CEO uses ‘Genie Question’ to guide career paths

  • Alpine Investors CEO Graham Weaver teaches at Stanford, where he helps students chart a career path.
  • He uses something he calls a “genie frame” to guide them.
  • Weaver said in a recent podcast interview that interest and persistence are the keys to success.

Alpine Investors founder and CEO Graham Weaver often finds himself teaching students in his Stanford class about more than just strategies for growing a business.

The private equity CEO said students often come to him not with questions about business, but about life — specifically, what to do with theirs.

Weaver said on a recent episode of “Lenny’s Podcast” that he often describes a series of exercises that previously helped give him clarity on his goals. Their boss is asking himself the “genie question”.

Weaver said a typical meeting on the topic consists of a student laying out possible career paths and talking about the pros and cons of each.

Weaver said he often watches as students consider option A, which they see as more practical, and try to talk themselves out of option B, something they’re committed to.

“First, I try to let them know that their real energy is for B. Just let them feel it and understand it,” Weaver said. “And then secondly, I try to understand — what are the limiting beliefs that they have? What are the fears? What are the obstacles?”

His students are often held back by outside pressures, whether it’s a desire for stability or simply a fear of failure, he said. Then they end up going after what they think they should, instead of what they want.

Getting into a career you’re not passionate about leads to a life lived on autopilot, the CEO said. Rushing into a familiar daily routine, with no time to consider what you’re doing or whether you want to do it, can lead to an increasing degree of anxiety and friction, he added.

“But once I got into the path of what I was excited about, that’s when I felt my energy change dramatically,” Weaver said. “And I developed almost like a superpower in that thing because, you know, I had more energy. I was willing to work longer, I was willing to do it.”

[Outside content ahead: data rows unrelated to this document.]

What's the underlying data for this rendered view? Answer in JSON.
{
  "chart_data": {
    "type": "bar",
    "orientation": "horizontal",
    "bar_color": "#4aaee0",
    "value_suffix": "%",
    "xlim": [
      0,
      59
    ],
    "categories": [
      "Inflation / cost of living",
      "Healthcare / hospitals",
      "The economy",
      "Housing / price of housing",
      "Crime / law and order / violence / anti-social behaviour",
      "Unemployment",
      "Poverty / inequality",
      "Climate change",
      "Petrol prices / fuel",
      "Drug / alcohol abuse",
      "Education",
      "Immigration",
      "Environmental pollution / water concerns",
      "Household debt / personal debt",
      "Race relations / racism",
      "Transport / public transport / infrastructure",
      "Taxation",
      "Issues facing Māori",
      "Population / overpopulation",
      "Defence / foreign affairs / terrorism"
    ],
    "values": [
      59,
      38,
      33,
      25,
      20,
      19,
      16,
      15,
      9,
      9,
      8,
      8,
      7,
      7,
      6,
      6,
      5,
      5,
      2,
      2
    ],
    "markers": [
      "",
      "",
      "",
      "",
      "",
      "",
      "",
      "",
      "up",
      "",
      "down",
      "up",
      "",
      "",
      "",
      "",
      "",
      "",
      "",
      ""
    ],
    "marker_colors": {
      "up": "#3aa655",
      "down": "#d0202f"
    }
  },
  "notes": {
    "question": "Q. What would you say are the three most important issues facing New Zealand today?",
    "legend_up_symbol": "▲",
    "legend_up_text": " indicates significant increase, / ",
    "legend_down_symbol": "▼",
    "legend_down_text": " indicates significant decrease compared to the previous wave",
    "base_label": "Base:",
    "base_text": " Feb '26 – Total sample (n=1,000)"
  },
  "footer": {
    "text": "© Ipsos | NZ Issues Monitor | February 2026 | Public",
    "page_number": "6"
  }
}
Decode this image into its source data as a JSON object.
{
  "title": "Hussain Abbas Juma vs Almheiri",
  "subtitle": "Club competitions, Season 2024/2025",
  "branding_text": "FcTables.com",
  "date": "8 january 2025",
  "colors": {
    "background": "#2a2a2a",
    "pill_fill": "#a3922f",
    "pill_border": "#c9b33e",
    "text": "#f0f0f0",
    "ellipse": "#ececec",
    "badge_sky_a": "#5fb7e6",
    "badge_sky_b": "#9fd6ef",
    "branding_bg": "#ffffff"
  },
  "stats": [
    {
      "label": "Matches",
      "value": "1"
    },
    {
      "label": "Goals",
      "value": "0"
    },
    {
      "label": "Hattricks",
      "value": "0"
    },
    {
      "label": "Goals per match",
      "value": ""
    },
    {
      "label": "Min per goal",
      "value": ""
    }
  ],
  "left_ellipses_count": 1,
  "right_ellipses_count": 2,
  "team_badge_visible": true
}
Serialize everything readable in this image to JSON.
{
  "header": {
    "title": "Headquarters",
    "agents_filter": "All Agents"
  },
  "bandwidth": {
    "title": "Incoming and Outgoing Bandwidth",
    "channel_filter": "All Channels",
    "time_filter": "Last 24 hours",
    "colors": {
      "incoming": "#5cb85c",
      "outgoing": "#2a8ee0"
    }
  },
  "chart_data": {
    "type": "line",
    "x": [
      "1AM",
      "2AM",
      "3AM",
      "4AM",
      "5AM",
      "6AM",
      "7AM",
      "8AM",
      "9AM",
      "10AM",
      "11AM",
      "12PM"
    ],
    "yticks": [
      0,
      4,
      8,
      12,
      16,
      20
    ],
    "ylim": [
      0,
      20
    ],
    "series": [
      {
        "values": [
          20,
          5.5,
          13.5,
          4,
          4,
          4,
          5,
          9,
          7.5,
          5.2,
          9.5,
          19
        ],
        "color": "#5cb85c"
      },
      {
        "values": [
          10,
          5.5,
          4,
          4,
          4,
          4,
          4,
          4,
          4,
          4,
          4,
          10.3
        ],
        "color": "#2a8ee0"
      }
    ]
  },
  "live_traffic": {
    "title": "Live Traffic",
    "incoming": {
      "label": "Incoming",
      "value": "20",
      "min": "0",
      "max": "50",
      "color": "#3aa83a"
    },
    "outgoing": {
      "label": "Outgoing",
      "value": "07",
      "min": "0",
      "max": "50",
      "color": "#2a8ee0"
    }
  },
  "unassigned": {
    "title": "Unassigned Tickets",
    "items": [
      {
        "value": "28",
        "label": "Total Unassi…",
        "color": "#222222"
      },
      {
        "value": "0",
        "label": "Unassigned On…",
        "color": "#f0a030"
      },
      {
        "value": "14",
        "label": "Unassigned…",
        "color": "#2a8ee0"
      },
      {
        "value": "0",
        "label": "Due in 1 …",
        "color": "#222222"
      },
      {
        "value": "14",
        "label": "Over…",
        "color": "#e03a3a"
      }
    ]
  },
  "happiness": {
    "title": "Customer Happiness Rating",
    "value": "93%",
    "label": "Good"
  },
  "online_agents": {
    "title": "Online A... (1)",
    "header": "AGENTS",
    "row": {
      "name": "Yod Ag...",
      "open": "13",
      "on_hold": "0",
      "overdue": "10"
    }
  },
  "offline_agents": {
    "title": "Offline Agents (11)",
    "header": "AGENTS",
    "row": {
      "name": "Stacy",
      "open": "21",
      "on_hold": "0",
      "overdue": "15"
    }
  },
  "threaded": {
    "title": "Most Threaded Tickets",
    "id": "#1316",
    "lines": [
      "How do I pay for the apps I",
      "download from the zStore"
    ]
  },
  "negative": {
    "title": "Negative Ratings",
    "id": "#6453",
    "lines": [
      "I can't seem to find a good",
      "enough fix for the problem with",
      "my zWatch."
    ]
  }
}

It instructs participants to imagine that a genie is giving them a helping hand—guaranteed success in whatever career they pursue.

“If that were true, and you had that genie to bless you with that wish, what would you wish for?” Weaver said. “And then students come up with an answer that’s really close to their heart. And it’s what they would do, without fear of failure. And then the second part of the exercise is — this is what you should do.”

Weaver said he understands there may be limitations, often manifested in financial need. To help demystify them, he recommends writing down the problems rather than actively ruminating over each limitation, thereby reducing obstacles to a series of manageable steps.

“When you put it down on paper, you almost immediately strip that limiting belief of a lot of its power and a lot of its terror,” Weaver said. “Because now it’s just something like, like, ‘How would I finance this?’ So the second thing is that a lot of that fear just becomes a task to do.”

But Weaver says success isn’t just about overcoming fear. The key variable in Weaver’s “formula” is time. He has found that people’s expectations are often skewed in favor of an unrealistic immediacy.

“You have to go in at the beginning with that mindset and the structural ability to stick with it for a long period of time,” Weaver said. “So the missing ingredient in most people who fail is time.”

Without patience and courage, he said, his success would be a museum of failures. Weaver’s philosophy is that the pursuit of improvement is always uncomfortable.

“The first move is negative to get in shape, the first move is negative to get out of a bad relationship, to get into a career that you want to be in,” Weaver said.

We only have one life, Weaver said. He thinks it’s best to start using it as soon as possible – before “not now” becomes “never”.

“Take the time to really understand and answer the question, ‘What does a wonderful, amazing, incredible life look like?'” Weaver said. “And just be as clear as possible about this.”